Sekretaris Daerah Barru, Andi Syarifuddin, S.IP., M.Si., membuka Rapat Koordinasi lintas sektor penanganan dan antisipasi bencana di Ruang Data Kantor Bupati Barru, Senin (24/8/2026).

Dalam rakor tersebut, Pemkab Barru mengevaluasi kondisi di lapangan, termasuk bertambahnya titik kebakaran dan wilayah yang membutuhkan pelayanan air bersih. Pemerintah daerah juga membahas kemungkinan peningkatan status dari siaga bencana menjadi darurat bencana berdasarkan data dan hasil koordinasi bersama.

Sebelumnya, Kepala BPBD Barru menyampaikan bahwa berdasarkan informasi BMKG, curah hujan sepanjang Agustus hingga 24 Agustus berada pada kisaran 0–20 milimeter dan diperkirakan masih rendah pada September. Kondisi ini mulai berdampak terhadap ketersediaan air masyarakat dan sektor pertanian, khususnya wilayah barat dan selatan Barru.

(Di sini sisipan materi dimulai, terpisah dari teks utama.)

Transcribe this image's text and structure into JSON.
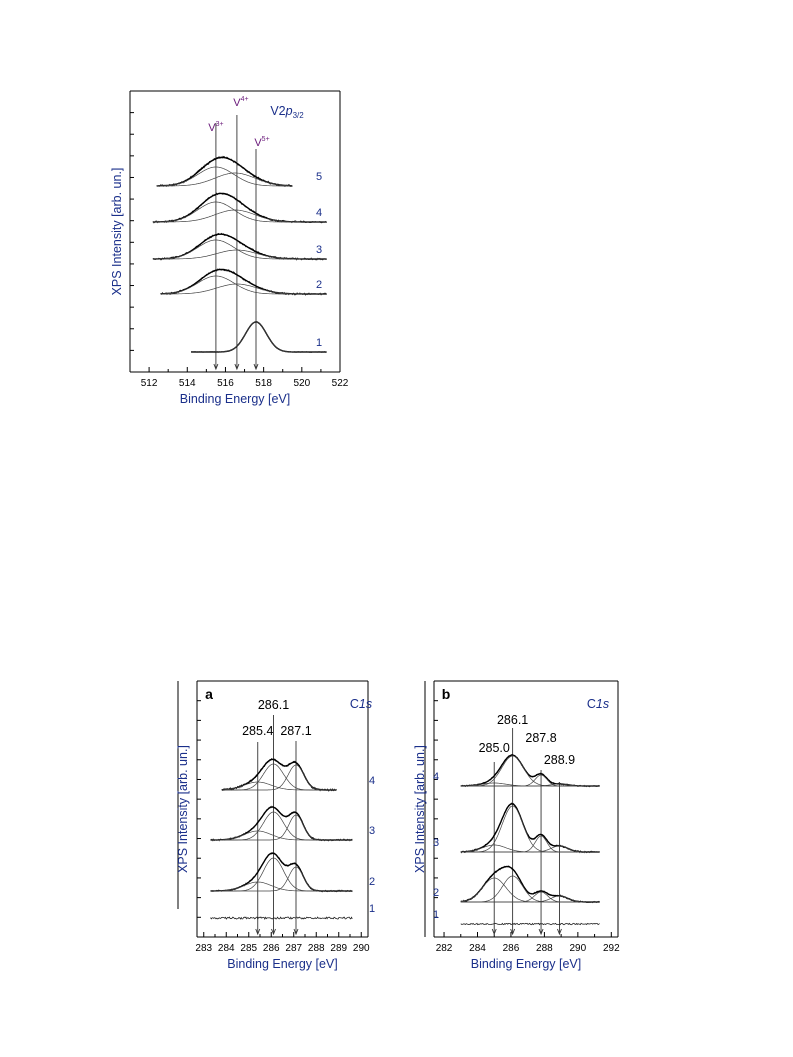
{
  "chart_data": [
    {
      "type": "line",
      "panel_id": "",
      "core_level_parts": [
        "V2",
        "p",
        "3/2"
      ],
      "xlabel": "Binding Energy [eV]",
      "ylabel": "XPS Intensity [arb. un.]",
      "xlim": [
        511,
        522
      ],
      "xticks": [
        512,
        514,
        516,
        518,
        520,
        522
      ],
      "markers": [
        {
          "label_main": "V",
          "label_sup": "3+",
          "energy": 515.5
        },
        {
          "label_main": "V",
          "label_sup": "4+",
          "energy": 516.6
        },
        {
          "label_main": "V",
          "label_sup": "5+",
          "energy": 517.6
        }
      ],
      "series": [
        {
          "curve_label": "1",
          "x_range": [
            514.2,
            521.3
          ],
          "components": [
            {
              "center": 517.6,
              "height": 30,
              "width": 0.55
            }
          ],
          "noise": 0.4
        },
        {
          "curve_label": "2",
          "x_range": [
            512.6,
            521.3
          ],
          "components": [
            {
              "center": 515.5,
              "height": 18,
              "width": 0.95
            },
            {
              "center": 516.6,
              "height": 10,
              "width": 1.05
            }
          ],
          "noise": 1.1
        },
        {
          "curve_label": "3",
          "x_range": [
            512.2,
            521.3
          ],
          "components": [
            {
              "center": 515.5,
              "height": 19,
              "width": 0.95
            },
            {
              "center": 516.6,
              "height": 9,
              "width": 1.05
            }
          ],
          "noise": 1.0
        },
        {
          "curve_label": "4",
          "x_range": [
            512.2,
            521.3
          ],
          "components": [
            {
              "center": 515.5,
              "height": 20,
              "width": 0.95
            },
            {
              "center": 516.5,
              "height": 12,
              "width": 1.05
            }
          ],
          "noise": 1.0
        },
        {
          "curve_label": "5",
          "x_range": [
            512.4,
            519.5
          ],
          "components": [
            {
              "center": 515.5,
              "height": 19,
              "width": 0.95
            },
            {
              "center": 516.5,
              "height": 13,
              "width": 1.05
            }
          ],
          "noise": 1.2
        }
      ]
    },
    {
      "type": "line",
      "panel_id": "a",
      "core_level_parts": [
        "C",
        "1s",
        ""
      ],
      "xlabel": "Binding Energy [eV]",
      "ylabel": "XPS Intensity [arb. un.]",
      "xlim": [
        282.7,
        290.3
      ],
      "xticks": [
        283,
        284,
        285,
        286,
        287,
        288,
        289,
        290
      ],
      "markers": [
        {
          "label_main": "285.4",
          "label_sup": "",
          "energy": 285.4
        },
        {
          "label_main": "286.1",
          "label_sup": "",
          "energy": 286.1
        },
        {
          "label_main": "287.1",
          "label_sup": "",
          "energy": 287.1
        }
      ],
      "series": [
        {
          "curve_label": "1",
          "x_range": [
            283.3,
            289.6
          ],
          "components": [],
          "noise": 1.0
        },
        {
          "curve_label": "2",
          "x_range": [
            283.3,
            289.6
          ],
          "components": [
            {
              "center": 285.4,
              "height": 9,
              "width": 0.6
            },
            {
              "center": 286.1,
              "height": 33,
              "width": 0.45
            },
            {
              "center": 287.1,
              "height": 24,
              "width": 0.32
            }
          ],
          "noise": 0.9
        },
        {
          "curve_label": "3",
          "x_range": [
            283.3,
            289.6
          ],
          "components": [
            {
              "center": 285.4,
              "height": 9,
              "width": 0.6
            },
            {
              "center": 286.1,
              "height": 28,
              "width": 0.45
            },
            {
              "center": 287.1,
              "height": 25,
              "width": 0.32
            }
          ],
          "noise": 0.9
        },
        {
          "curve_label": "4",
          "x_range": [
            283.8,
            288.9
          ],
          "components": [
            {
              "center": 285.4,
              "height": 8,
              "width": 0.6
            },
            {
              "center": 286.1,
              "height": 26,
              "width": 0.45
            },
            {
              "center": 287.1,
              "height": 25,
              "width": 0.35
            }
          ],
          "noise": 1.1
        }
      ]
    },
    {
      "type": "line",
      "panel_id": "b",
      "core_level_parts": [
        "C",
        "1s",
        ""
      ],
      "xlabel": "Binding Energy [eV]",
      "ylabel": "XPS Intensity [arb. un.]",
      "xlim": [
        281.4,
        292.4
      ],
      "xticks": [
        282,
        284,
        286,
        288,
        290,
        292
      ],
      "markers": [
        {
          "label_main": "285.0",
          "label_sup": "",
          "energy": 285.0
        },
        {
          "label_main": "286.1",
          "label_sup": "",
          "energy": 286.1
        },
        {
          "label_main": "287.8",
          "label_sup": "",
          "energy": 287.8
        },
        {
          "label_main": "288.9",
          "label_sup": "",
          "energy": 288.9
        }
      ],
      "series": [
        {
          "curve_label": "1",
          "x_range": [
            283.0,
            291.3
          ],
          "components": [],
          "noise": 0.7
        },
        {
          "curve_label": "2",
          "x_range": [
            283.0,
            291.3
          ],
          "components": [
            {
              "center": 285.0,
              "height": 24,
              "width": 0.7
            },
            {
              "center": 286.1,
              "height": 26,
              "width": 0.6
            },
            {
              "center": 287.8,
              "height": 10,
              "width": 0.4
            },
            {
              "center": 288.9,
              "height": 6,
              "width": 0.5
            }
          ],
          "noise": 0.9
        },
        {
          "curve_label": "3",
          "x_range": [
            283.0,
            291.3
          ],
          "components": [
            {
              "center": 285.0,
              "height": 7,
              "width": 0.7
            },
            {
              "center": 286.1,
              "height": 46,
              "width": 0.62
            },
            {
              "center": 287.8,
              "height": 16,
              "width": 0.35
            },
            {
              "center": 288.9,
              "height": 6,
              "width": 0.5
            }
          ],
          "noise": 0.9
        },
        {
          "curve_label": "4",
          "x_range": [
            283.0,
            291.3
          ],
          "components": [
            {
              "center": 285.0,
              "height": 3,
              "width": 0.7
            },
            {
              "center": 286.1,
              "height": 30,
              "width": 0.65
            },
            {
              "center": 287.8,
              "height": 11,
              "width": 0.35
            },
            {
              "center": 288.9,
              "height": 2,
              "width": 0.5
            }
          ],
          "noise": 0.8
        }
      ]
    }
  ]
}
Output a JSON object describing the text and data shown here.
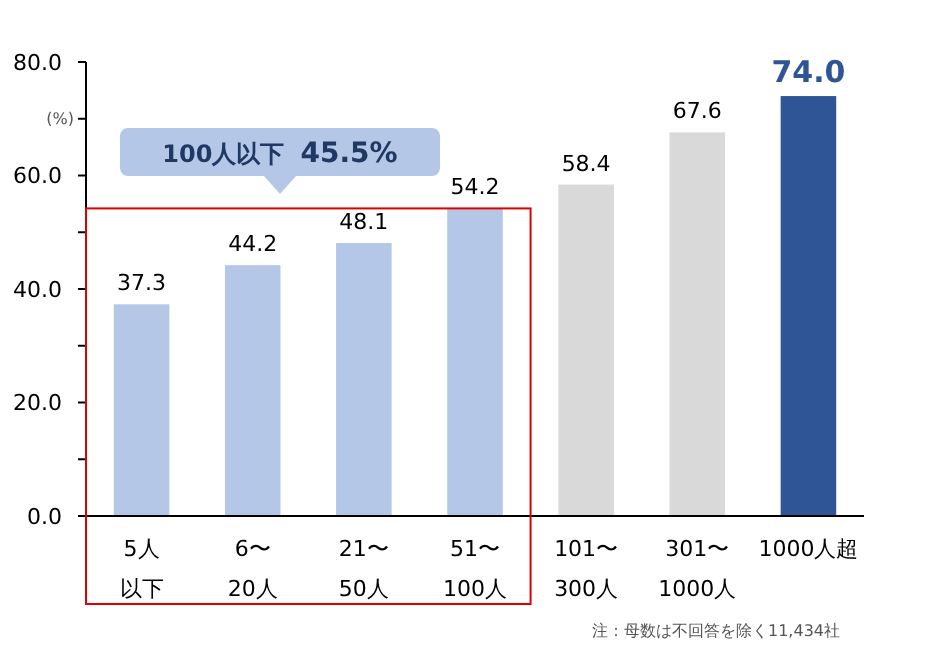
{
  "chart_data": {
    "type": "bar",
    "ylabel": "(%)",
    "categories": [
      "5人以下",
      "6〜20人",
      "21〜50人",
      "51〜100人",
      "101〜300人",
      "301〜1000人",
      "1000人超"
    ],
    "values": [
      37.3,
      44.2,
      48.1,
      54.2,
      58.4,
      67.6,
      74.0
    ],
    "colors": [
      "#b4c7e7",
      "#b4c7e7",
      "#b4c7e7",
      "#b4c7e7",
      "#d9d9d9",
      "#d9d9d9",
      "#2f5597"
    ],
    "value_labels": [
      "37.3",
      "44.2",
      "48.1",
      "54.2",
      "58.4",
      "67.6",
      "74.0"
    ],
    "ylim": [
      0,
      80
    ],
    "yticks": [
      {
        "value": 0,
        "label": "0.0"
      },
      {
        "value": 10,
        "label": null
      },
      {
        "value": 20,
        "label": "20.0"
      },
      {
        "value": 30,
        "label": null
      },
      {
        "value": 40,
        "label": "40.0"
      },
      {
        "value": 50,
        "label": null
      },
      {
        "value": 60,
        "label": "60.0"
      },
      {
        "value": 70,
        "label": null
      },
      {
        "value": 80,
        "label": "80.0"
      }
    ],
    "grid": false,
    "annotations": [
      "100人以下 45.5%",
      "注：母数は不回答を除く11,434社"
    ]
  }
}
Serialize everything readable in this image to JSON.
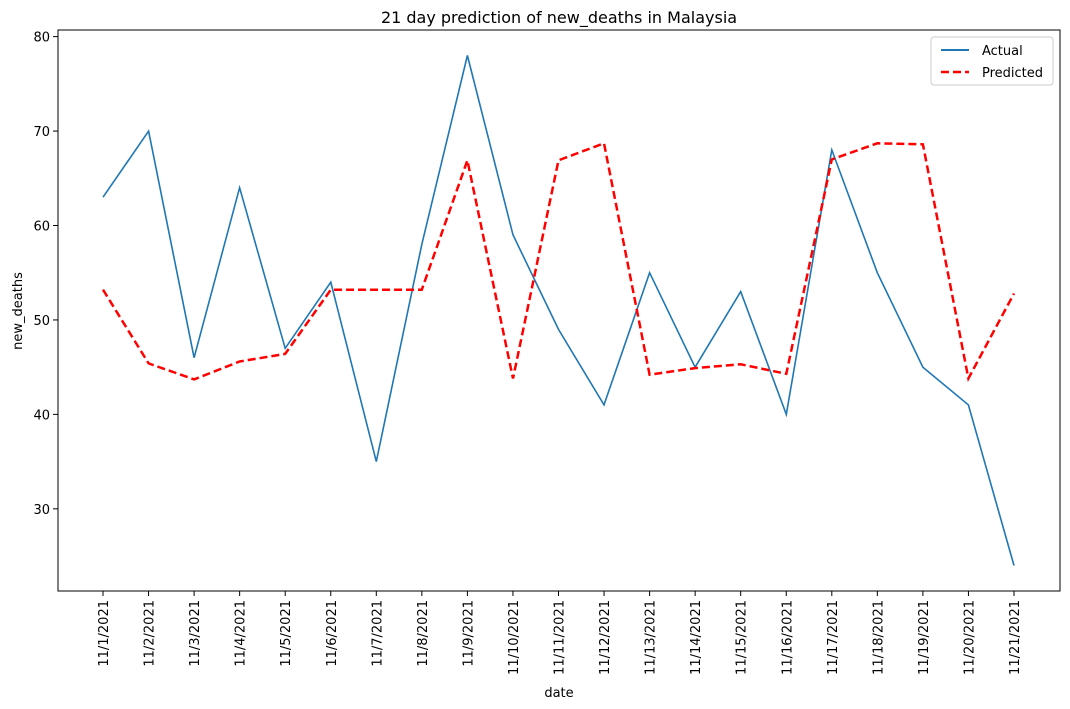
{
  "chart_data": {
    "type": "line",
    "title": "21 day prediction of new_deaths in Malaysia",
    "xlabel": "date",
    "ylabel": "new_deaths",
    "categories": [
      "11/1/2021",
      "11/2/2021",
      "11/3/2021",
      "11/4/2021",
      "11/5/2021",
      "11/6/2021",
      "11/7/2021",
      "11/8/2021",
      "11/9/2021",
      "11/10/2021",
      "11/11/2021",
      "11/12/2021",
      "11/13/2021",
      "11/14/2021",
      "11/15/2021",
      "11/16/2021",
      "11/17/2021",
      "11/18/2021",
      "11/19/2021",
      "11/20/2021",
      "11/21/2021"
    ],
    "y_ticks": [
      "30",
      "40",
      "50",
      "60",
      "70",
      "80"
    ],
    "ylim": [
      21.3,
      80.7
    ],
    "grid": false,
    "legend_position": "top-right",
    "series": [
      {
        "name": "Actual",
        "color": "#1f77b4",
        "style": "solid",
        "values": [
          63,
          70,
          46,
          64,
          47,
          54,
          35,
          58,
          78,
          59,
          49,
          41,
          55,
          45,
          53,
          40,
          68,
          55,
          45,
          41,
          24
        ]
      },
      {
        "name": "Predicted",
        "color": "#ff0000",
        "style": "dashed",
        "values": [
          53.2,
          45.4,
          43.7,
          45.6,
          46.4,
          53.2,
          53.2,
          53.2,
          66.9,
          43.8,
          66.9,
          68.7,
          44.2,
          44.9,
          45.3,
          44.3,
          67.0,
          68.7,
          68.6,
          43.8,
          52.8
        ]
      }
    ]
  }
}
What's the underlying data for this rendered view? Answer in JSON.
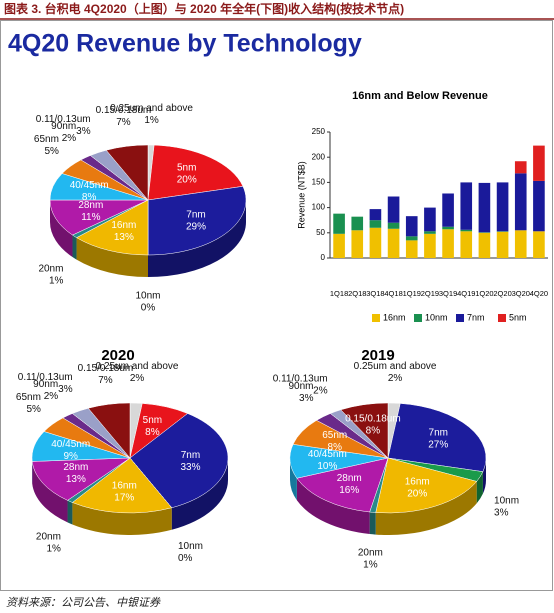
{
  "header": {
    "title": "图表 3. 台积电 4Q2020（上图）与 2020 年全年(下图)收入结构(按技术节点)",
    "subtitle": "4Q20 Revenue by Technology"
  },
  "chart_data": [
    {
      "type": "pie",
      "categories": [
        "0.25um and above",
        "5nm",
        "7nm",
        "10nm",
        "16nm",
        "20nm",
        "28nm",
        "40/45nm",
        "65nm",
        "90nm",
        "0.11/0.13um",
        "0.15/0.18um"
      ],
      "values": [
        1,
        20,
        29,
        0,
        13,
        1,
        11,
        8,
        5,
        2,
        3,
        7
      ],
      "value_labels": [
        "1%",
        "20%",
        "29%",
        "0%",
        "13%",
        "1%",
        "11%",
        "8%",
        "5%",
        "2%",
        "3%",
        "7%"
      ],
      "colors": [
        "#d8d8d8",
        "#e8141c",
        "#1c1c9c",
        "#1a9a4a",
        "#f0b800",
        "#2a8a8a",
        "#b01aa8",
        "#22b8f0",
        "#e87a10",
        "#6a2a8a",
        "#9aa0c8",
        "#8a1010"
      ]
    },
    {
      "type": "bar",
      "title": "16nm and Below Revenue",
      "ylabel": "Revenue (NT$B)",
      "categories": [
        "1Q18",
        "2Q18",
        "3Q18",
        "4Q18",
        "1Q19",
        "2Q19",
        "3Q19",
        "4Q19",
        "1Q20",
        "2Q20",
        "3Q20",
        "4Q20"
      ],
      "series": [
        {
          "name": "16nm",
          "color": "#f0c000",
          "values": [
            48,
            55,
            60,
            58,
            35,
            48,
            57,
            53,
            50,
            52,
            55,
            53
          ]
        },
        {
          "name": "10nm",
          "color": "#1a9050",
          "values": [
            40,
            27,
            15,
            12,
            8,
            5,
            5,
            3,
            1,
            1,
            0,
            0
          ]
        },
        {
          "name": "7nm",
          "color": "#1a1a9a",
          "values": [
            0,
            0,
            22,
            52,
            40,
            47,
            66,
            94,
            98,
            97,
            113,
            100
          ]
        },
        {
          "name": "5nm",
          "color": "#e02020",
          "values": [
            0,
            0,
            0,
            0,
            0,
            0,
            0,
            0,
            0,
            0,
            24,
            70
          ]
        }
      ],
      "ylim": [
        0,
        250
      ],
      "yticks": [
        0,
        50,
        100,
        150,
        200,
        250
      ],
      "stacked": true
    },
    {
      "type": "pie",
      "title": "2020",
      "categories": [
        "0.25um and above",
        "5nm",
        "7nm",
        "10nm",
        "16nm",
        "20nm",
        "28nm",
        "40/45nm",
        "65nm",
        "90nm",
        "0.11/0.13um",
        "0.15/0.18um"
      ],
      "values": [
        2,
        8,
        33,
        0,
        17,
        1,
        13,
        9,
        5,
        2,
        3,
        7
      ],
      "value_labels": [
        "2%",
        "8%",
        "33%",
        "0%",
        "17%",
        "1%",
        "13%",
        "9%",
        "5%",
        "2%",
        "3%",
        "7%"
      ],
      "colors": [
        "#d8d8d8",
        "#e8141c",
        "#1c1c9c",
        "#1a9a4a",
        "#f0b800",
        "#2a8a8a",
        "#b01aa8",
        "#22b8f0",
        "#e87a10",
        "#6a2a8a",
        "#9aa0c8",
        "#8a1010"
      ]
    },
    {
      "type": "pie",
      "title": "2019",
      "categories": [
        "0.25um and above",
        "7nm",
        "10nm",
        "16nm",
        "20nm",
        "28nm",
        "40/45nm",
        "65nm",
        "90nm",
        "0.11/0.13um",
        "0.15/0.18um"
      ],
      "values": [
        2,
        27,
        3,
        20,
        1,
        16,
        10,
        8,
        3,
        2,
        8
      ],
      "value_labels": [
        "2%",
        "27%",
        "3%",
        "20%",
        "1%",
        "16%",
        "10%",
        "8%",
        "3%",
        "2%",
        "8%"
      ],
      "colors": [
        "#d8d8d8",
        "#1c1c9c",
        "#1a9a4a",
        "#f0b800",
        "#2a8a8a",
        "#b01aa8",
        "#22b8f0",
        "#e87a10",
        "#6a2a8a",
        "#9aa0c8",
        "#8a1010"
      ]
    }
  ],
  "source": "资料来源：公司公告、中银证券"
}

Pemkab Barru telah menetapkan status siaga darurat bencana sejak 21 Juli hingga 30 September 2026. Karena itu, pelayanan air bersih, pencegahan kebakaran, serta kesiapsiagaan lintas sektor menjadi prioritas.

Rakor turut dihadiri unsur Forkopimda, TNI-Polri, BPBD, PLN ULP Barru, pimpinan OPD terkait, perwakilan camat, dan stakeholder lainnya.